Tuesday, January 15, 2008

Humility & Humor

People who take themselves too seriously should not be trusted. Besides, they're not very fun to be around.

Far from being evidence of hubris, mocking one's self and whatever "movement" one might be associated with is quite healthy.

I will never forget William Kirk Kilpatrick's discussion of this in his seemingly forgotten masterpiece Psychological Seduction: The Failure of Modern Psychology (Thomas Nelson, 1983). In chapter 5 "The Burden of Self" he writes this:
I began this chapter with a discussion of characteristic mentality and suggested that a psychological society creates a climate of unrelenting seriousness. If approached from another direction, the question of characteristic mentality becomes the question of what characters are missing from the story.

I cannot prove statistically what I am about to say; you will have to check it against your own observations. However, my observation is that in the modern theater of life, not on is the set—tradition, ritual, family—discarded but the cast of characters has been narrowed down alarmingly. The present atmosphere does not allow much room for spirited eccentricity, for that larger-than-life character represented in literature by Sir John Falstaff or Samuel Pickwick and in reality by a man like Samuel Johnson—men, in short, who live their lives with outrageous exuberance.

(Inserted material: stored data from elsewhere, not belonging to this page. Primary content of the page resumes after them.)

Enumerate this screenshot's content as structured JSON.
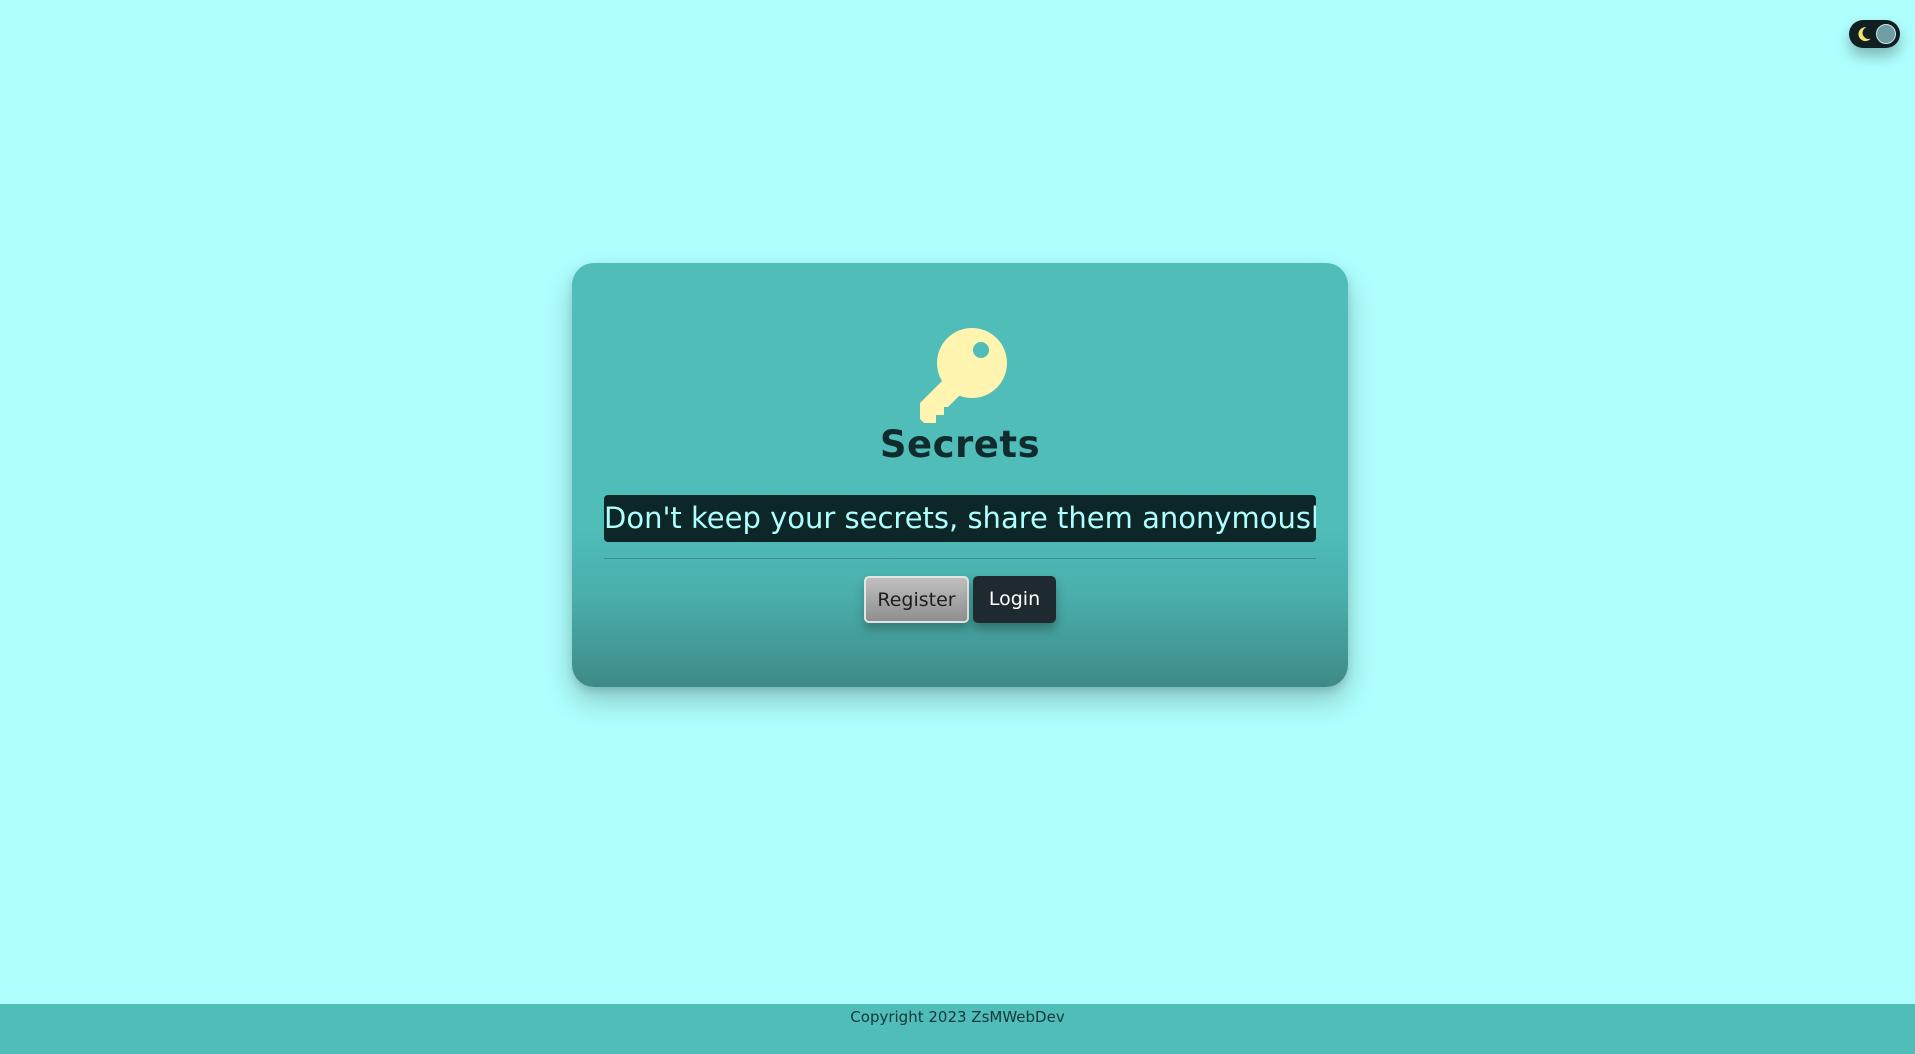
{
  "theme_toggle": {
    "icon": "moon-icon",
    "state": "dark-mode-off"
  },
  "card": {
    "icon": "key-icon",
    "title": "Secrets",
    "tagline": "Don't keep your secrets, share them anonymously!",
    "buttons": {
      "register_label": "Register",
      "login_label": "Login"
    }
  },
  "footer": {
    "copyright": "Copyright 2023 ZsMWebDev"
  },
  "colors": {
    "background": "#aefffe",
    "card": "#50bdb9",
    "key_icon": "#fff4b0",
    "tagline_bg": "#0d2627",
    "tagline_text": "#aefffe",
    "login_button": "#1f2a30"
  }
}
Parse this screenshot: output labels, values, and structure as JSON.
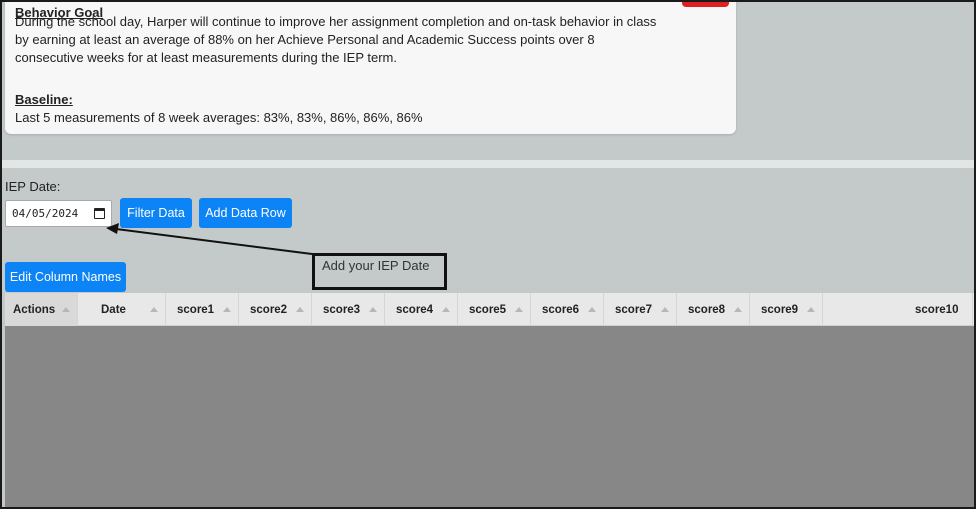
{
  "goal": {
    "heading": "Behavior Goal",
    "text": "During the school day, Harper will continue to improve her assignment completion and on-task behavior in class by earning at least an average of 88% on her Achieve Personal and Academic Success points over 8 consecutive weeks for at least measurements during the IEP term.",
    "baseline_heading": "Baseline:",
    "baseline_text": "Last 5 measurements of 8 week averages: 83%, 83%, 86%, 86%, 86%"
  },
  "controls": {
    "iep_label": "IEP Date:",
    "iep_date_value": "04/05/2024",
    "filter_label": "Filter Data",
    "add_row_label": "Add Data Row",
    "edit_columns_label": "Edit Column Names"
  },
  "callout": {
    "text": "Add your IEP Date"
  },
  "grid": {
    "columns": [
      "Actions",
      "Date",
      "score1",
      "score2",
      "score3",
      "score4",
      "score5",
      "score6",
      "score7",
      "score8",
      "score9",
      "score10"
    ]
  },
  "colors": {
    "accent": "#0d84f5",
    "alert": "#e02020",
    "page_bg": "#c4cac9",
    "grid_body": "#878787"
  }
}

When we think of these characters, we think fondly; they are like overgrown children. It never occurs to them that growing older means growing more serious about oneself. Johnson, even in his later years, delighted in rolling downhill. Pickwick and Falstaff, likewise, spent their days tumbling from one merry episode to the next. What all three have in common is the capacity to give pleasure by their company and conversation. The reason is their levity. Beneath the service vanities, they take themselves lightly. Giving pleasure of the kind they give depends on a basic humility, a recognition that they are but men among men, not special selves on the high road to fulfillment.

It is hard for lightheartedness to hold the stage, though, once we learn how very seriously we ought to take ourselves. And this is what psychology has taught us.

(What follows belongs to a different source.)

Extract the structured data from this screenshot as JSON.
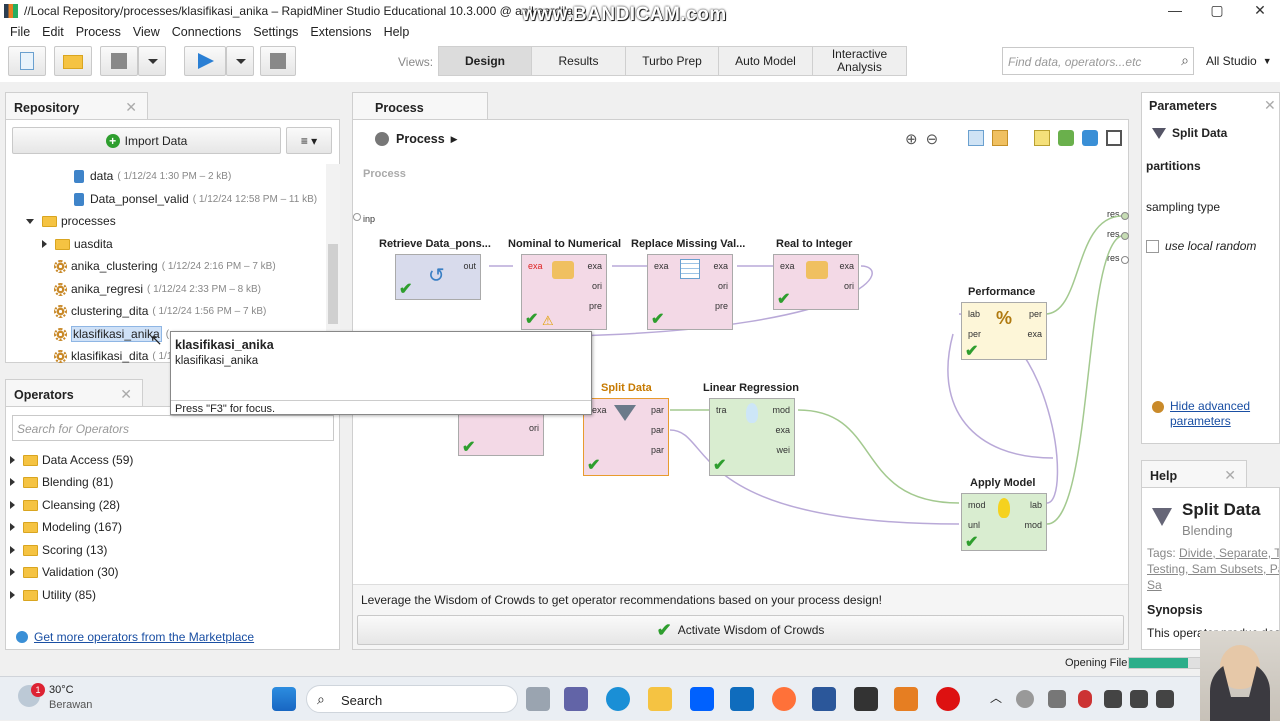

One casualty of our over-seriousness may be our sense of humor. And that is because all humor involves a loss of dignity. The man who makes a face to amuse a baby gives up his dignity; so does the man who roars with laughter. The essential condition for having fun is to forget your dignity, that is, to forget yourself.

Exit humor, exit sanity.


Garrett said...

Nice one Jeff. I agree. We should stop projecting ourselves into Banner of Truth re-publications of Puritan works and going out of our way to have a bad time. I mean they had a reason to be grumpy ALL the time: bad humors, plagues, civil wars, food gone bad, papists burning folk in the next village, bad haircuts, and no good microbrew. I find that the more "serious" a Christian man takes himself (and the more serious they are the more they're bound to tell you so) the more they resemble cartoons of human beings rather than human beings themselves.

So, if you see a strange, sad little fellow in the corner of the fellowship hall with his face buried in a dog-eared copy of Watson and he begins his conversation with an inflectionless "in sundry times and divers places"...stand clear.

nickg said...

Good stuff, Jeff.

One of my most important indicators of whether I've had a successful day or not is whether or not I've made my wife laugh.